In the cefiderocol group, 94 of 145 patients achieved clinical cure compared to 98 of 147 patients in the meropenem group (adjusted treatment difference, -2.0; 95% CI, -12.5 to 8.5). Proportion of microbial eradication at test of cure was seen in 59 of 124 patients in the cefiderocol group and 61 of 127 patients in the meropenem group (adjusted treatment different, -1.4; 95% CI, -13.5 to 10.7). The clinical and microbiological outcomes at test of cure were similar in both groups for most common baseline pathogens.

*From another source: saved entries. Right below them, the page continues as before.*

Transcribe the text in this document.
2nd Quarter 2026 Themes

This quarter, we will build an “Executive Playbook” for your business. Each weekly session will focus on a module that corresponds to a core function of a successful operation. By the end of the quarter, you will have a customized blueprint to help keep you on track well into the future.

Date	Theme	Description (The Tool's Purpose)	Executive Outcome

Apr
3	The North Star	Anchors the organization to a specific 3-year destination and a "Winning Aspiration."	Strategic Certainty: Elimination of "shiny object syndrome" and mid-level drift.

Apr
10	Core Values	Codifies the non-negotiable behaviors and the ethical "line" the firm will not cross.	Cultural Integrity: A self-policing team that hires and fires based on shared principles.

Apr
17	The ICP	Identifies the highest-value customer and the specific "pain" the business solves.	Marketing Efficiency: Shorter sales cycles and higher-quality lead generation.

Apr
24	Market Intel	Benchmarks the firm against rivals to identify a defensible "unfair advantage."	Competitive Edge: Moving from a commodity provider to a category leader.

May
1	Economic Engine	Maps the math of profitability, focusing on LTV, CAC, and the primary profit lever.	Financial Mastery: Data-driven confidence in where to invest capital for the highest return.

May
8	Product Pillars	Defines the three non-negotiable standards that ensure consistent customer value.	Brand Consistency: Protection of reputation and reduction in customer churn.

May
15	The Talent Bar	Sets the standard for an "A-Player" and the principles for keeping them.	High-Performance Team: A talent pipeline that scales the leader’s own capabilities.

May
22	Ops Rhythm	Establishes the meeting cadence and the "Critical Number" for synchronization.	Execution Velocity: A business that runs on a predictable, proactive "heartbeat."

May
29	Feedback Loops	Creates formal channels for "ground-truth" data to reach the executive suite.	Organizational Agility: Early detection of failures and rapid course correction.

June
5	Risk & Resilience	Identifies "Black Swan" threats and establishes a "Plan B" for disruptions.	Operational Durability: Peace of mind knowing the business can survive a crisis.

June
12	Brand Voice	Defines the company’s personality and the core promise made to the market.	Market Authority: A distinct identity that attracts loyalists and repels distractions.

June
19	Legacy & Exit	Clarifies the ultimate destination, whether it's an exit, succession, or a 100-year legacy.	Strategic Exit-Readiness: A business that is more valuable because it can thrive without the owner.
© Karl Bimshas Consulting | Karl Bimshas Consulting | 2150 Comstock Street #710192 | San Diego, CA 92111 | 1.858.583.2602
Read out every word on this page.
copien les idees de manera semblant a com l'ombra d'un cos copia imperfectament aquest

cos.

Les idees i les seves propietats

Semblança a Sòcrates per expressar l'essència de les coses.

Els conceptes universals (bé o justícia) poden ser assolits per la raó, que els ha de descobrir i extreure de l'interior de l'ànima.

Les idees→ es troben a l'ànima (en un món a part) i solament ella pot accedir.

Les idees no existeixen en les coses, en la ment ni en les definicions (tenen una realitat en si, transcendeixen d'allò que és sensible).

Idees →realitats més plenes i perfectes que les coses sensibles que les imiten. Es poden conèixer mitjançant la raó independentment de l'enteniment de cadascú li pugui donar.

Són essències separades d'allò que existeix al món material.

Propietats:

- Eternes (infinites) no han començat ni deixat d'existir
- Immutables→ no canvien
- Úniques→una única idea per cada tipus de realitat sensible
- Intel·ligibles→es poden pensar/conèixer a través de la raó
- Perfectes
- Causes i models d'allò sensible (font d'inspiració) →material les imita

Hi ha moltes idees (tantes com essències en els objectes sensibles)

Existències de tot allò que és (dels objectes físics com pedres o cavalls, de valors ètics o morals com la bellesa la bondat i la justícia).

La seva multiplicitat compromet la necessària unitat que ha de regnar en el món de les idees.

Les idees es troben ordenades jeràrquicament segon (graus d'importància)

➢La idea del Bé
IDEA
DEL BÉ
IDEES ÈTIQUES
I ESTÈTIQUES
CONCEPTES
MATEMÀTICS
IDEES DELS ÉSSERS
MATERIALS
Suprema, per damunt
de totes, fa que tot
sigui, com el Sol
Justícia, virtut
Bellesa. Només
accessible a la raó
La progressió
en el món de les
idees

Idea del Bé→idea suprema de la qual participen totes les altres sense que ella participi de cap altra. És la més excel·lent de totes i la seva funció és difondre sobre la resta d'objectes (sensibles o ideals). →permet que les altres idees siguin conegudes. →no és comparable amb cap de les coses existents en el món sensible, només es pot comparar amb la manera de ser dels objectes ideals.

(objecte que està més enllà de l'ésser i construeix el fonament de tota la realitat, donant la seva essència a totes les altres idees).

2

Treatment-emergent adverse events (TEAE) occurred in 130 of 148 patients (88%) in the cefiderocol group and in 129 of 150 patients (86%) in the meropenem group. Urinary tract infection was the most common TEAE in the cefiderocol group (23/148) and hypokalemia was the most common TEAE in the meropenem group (23/150). Two participants in each group discontinued the study due to drug-related adverse events.  By the end of the study, 27% of patients in the cefiderocol group (28/142) had died vs 23% of patients in the meropenem group (34/146).

Investigators said the study was limited because the use of bronchoalveolar lavage for the diagnosis of pneumonia was not mandated. Also, the subgroup analyses were not powered for conclusive treatment comparisons.

Results suggest that day 14 all-cause mortality in patients receiving cefiderocol monotherapy was non-inferior to high-dose, extended-infusion meropenem monotherapy. Furthermore, cefiderocol was well-tolerated and has a safety profile consistent with other cephalosporins or carbapenems, said investigators. “These results also suggest that cefiderocol might be an appropriate option for the treatment of nosocomial pneumonia in patients at risk of multi-drug resistant infections,” investigators concluded.

Disclosure: Several study authors declared affiliations with the pharmaceutical industry. Please see the original reference for a full list of authors’ disclosures.

Reference

Wunderink RG, Matsunaga Y, Ariyasu M, et al. Cefiderocol versus high-dose, extended-infusion meropenem for the treatment of Gram-negative nosocomial pneumonia (APEKS-NP): a randomised, double-blind, phase 3, non-inferiority trial. Lancet Infect Dis. Published online October 12, 2020. doi: 10.1016/S1473-3099(20)30731-3.